In der Ausstellung „No Sorrows, Just Meow-Meows“ widmen sich die Künstlerinnen Sevina Tzanou, Zoe Thomas und Rebekka Benzenberg den drängenden Fragen von weiblicher Selbstinszenierung, Körperidealen und psychischer Gesundheit. Ihre Arbeiten reichen von Malerei und Skulptur bis zu Sound, Video und Animation. Die gemeinsame Präsentation öffnet einen Raum der gedanklichen und ästhetischen Auseinandersetzung mit Zuständen individueller und gesellschaftlicher Überforderung. Druck zur Selbstoptimierung, digitale Selbstvermessung und die daraus resultierenden Spannungen zwischen Körper, Bild und Identität werden kritisch reflektiert. Was bedeutet es, als Frau in einer Welt zu leben, in der Sichtbarkeit und Produktivität als Maßstab für Wert gelten? Wie wirken sich kapitalistische Leistungsnormen auf psychische Zustände aus? Und wie kann sich Kunst dazu verhalten, wenn sowohl die Persona der Künstlerin als auch ihre Motivwelt kunsthistorisch dergestalt aufgeladen erscheinen, dass jedes Bild zum Ausdruck einer Haltung werden muss.
In ihren glitzernden Acryl- und Ölgemälden, durchsetzt mit feministischen und queeren Symbolen, setzt sich Sevina Tzanou mit der Figur der „Katzenfrau“ auseinander – einer weiblich konnotierten Projektionsfläche zwischen Fürsorge, Exzentrik und Isolation. Der Ausstellungstitel stammt aus einem persönlichen Notizbuch, das in einer Phase tiefer Erschöpfung entstand: „No Sorrows, Just Meow-Meows“ ist sowohl ironischer Rückzug als auch empowernde Selbstermächtigung. Tzanou versteht Depression nicht als individuelles Versagen, sondern als legitimen Rückzug aus einem überfordernden System. Die Katze wird dabei zur Verbündeten, zur Ikone der Gelassenheit – ein Tier, das sich würdevoll dem Müßiggang hingibt. Ihre Arbeiten feiern diesen Zustand bewusst: mit Glitzer, Ironie und Pole-Dance-Stangen als Bildträgern inmitten des Ausstellungsraums. Es geht um die Rückeroberung eines Raums, in dem Selbstfürsorge vor Produktivität steht – und in dem das „Miauen“ zur subversiven Geste wird.

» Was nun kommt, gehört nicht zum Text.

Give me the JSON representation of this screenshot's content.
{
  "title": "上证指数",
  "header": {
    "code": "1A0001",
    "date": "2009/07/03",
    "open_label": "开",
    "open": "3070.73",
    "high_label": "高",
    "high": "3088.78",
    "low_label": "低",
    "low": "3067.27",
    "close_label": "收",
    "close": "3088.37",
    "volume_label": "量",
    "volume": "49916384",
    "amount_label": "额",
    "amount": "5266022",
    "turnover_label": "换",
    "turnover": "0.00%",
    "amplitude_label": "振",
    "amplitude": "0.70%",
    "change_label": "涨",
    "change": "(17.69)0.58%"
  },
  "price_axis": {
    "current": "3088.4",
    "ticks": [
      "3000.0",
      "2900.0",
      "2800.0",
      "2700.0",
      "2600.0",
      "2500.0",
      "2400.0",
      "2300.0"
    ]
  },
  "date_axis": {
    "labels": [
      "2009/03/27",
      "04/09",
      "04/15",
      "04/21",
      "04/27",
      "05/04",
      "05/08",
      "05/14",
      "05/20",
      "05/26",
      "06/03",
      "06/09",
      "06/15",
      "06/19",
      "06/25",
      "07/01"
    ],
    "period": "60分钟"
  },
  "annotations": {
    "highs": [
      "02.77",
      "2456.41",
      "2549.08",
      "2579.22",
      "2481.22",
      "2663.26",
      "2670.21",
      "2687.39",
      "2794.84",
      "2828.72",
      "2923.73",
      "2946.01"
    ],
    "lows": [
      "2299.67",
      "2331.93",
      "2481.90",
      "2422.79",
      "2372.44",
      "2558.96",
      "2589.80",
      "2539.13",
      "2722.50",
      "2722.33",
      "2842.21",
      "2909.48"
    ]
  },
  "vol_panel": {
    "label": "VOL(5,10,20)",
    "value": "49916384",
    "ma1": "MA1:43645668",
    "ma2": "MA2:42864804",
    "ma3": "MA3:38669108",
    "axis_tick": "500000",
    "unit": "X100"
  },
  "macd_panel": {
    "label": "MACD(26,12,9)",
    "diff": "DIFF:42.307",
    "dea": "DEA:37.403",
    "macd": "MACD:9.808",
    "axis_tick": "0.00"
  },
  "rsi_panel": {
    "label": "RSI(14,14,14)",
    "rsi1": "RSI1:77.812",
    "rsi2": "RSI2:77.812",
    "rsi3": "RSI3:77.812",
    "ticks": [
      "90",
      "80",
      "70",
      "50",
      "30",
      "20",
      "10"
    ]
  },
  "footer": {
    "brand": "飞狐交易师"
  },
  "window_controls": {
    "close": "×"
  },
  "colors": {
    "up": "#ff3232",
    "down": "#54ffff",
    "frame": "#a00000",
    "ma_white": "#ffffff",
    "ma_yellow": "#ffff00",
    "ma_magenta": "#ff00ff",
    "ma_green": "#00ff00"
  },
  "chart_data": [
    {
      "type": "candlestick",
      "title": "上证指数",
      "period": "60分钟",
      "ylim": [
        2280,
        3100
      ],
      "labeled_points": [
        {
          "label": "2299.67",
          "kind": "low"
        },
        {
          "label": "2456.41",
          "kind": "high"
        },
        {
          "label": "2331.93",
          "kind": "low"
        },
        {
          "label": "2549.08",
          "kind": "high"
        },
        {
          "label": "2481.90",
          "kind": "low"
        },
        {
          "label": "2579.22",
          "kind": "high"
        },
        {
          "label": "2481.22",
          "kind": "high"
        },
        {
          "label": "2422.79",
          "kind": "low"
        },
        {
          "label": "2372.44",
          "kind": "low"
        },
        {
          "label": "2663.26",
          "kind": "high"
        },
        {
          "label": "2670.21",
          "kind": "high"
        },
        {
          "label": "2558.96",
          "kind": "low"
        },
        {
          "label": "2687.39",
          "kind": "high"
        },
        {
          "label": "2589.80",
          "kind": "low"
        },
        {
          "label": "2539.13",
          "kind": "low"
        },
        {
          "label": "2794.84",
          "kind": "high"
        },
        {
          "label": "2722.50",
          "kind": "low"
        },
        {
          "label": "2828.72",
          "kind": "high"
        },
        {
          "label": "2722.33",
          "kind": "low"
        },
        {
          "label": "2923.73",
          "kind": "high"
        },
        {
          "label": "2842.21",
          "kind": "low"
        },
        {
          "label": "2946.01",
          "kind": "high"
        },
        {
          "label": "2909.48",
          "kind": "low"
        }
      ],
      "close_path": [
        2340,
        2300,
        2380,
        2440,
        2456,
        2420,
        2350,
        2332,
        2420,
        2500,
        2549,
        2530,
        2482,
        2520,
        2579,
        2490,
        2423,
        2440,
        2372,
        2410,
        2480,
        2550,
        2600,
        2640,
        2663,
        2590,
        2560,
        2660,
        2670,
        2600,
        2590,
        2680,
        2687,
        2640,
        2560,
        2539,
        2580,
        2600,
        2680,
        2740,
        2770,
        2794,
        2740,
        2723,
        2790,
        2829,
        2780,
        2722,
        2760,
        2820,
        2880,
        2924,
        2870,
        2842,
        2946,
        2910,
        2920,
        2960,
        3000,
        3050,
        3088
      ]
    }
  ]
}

„No Sorrows, Just Meow-Meows“ ist keine Ausstellung über Depression im klassischen Sinne. Vielmehr geht es um das Sichtbarmachen psychischer Zustände als Reaktion auf übersteigerte gesellschaftliche Erwartungen – insbesondere an Frauen und marginalisierte Körper. Die Künstlerinnen Sevina Tzanou, Rebekka Benzenberg und Zoe Thomas zeigen in ihren jeweils eigenen, kraftvollen Bildsprachen, wie sich Körper unter digitalen, sozialen und ökonomischen Bedingungen verändern – oder verweigern. Die Ausstellung lädt dazu ein, innezuhalten, sich zu hinterfragen und vielleicht selbst kurz liegen zu bleiben.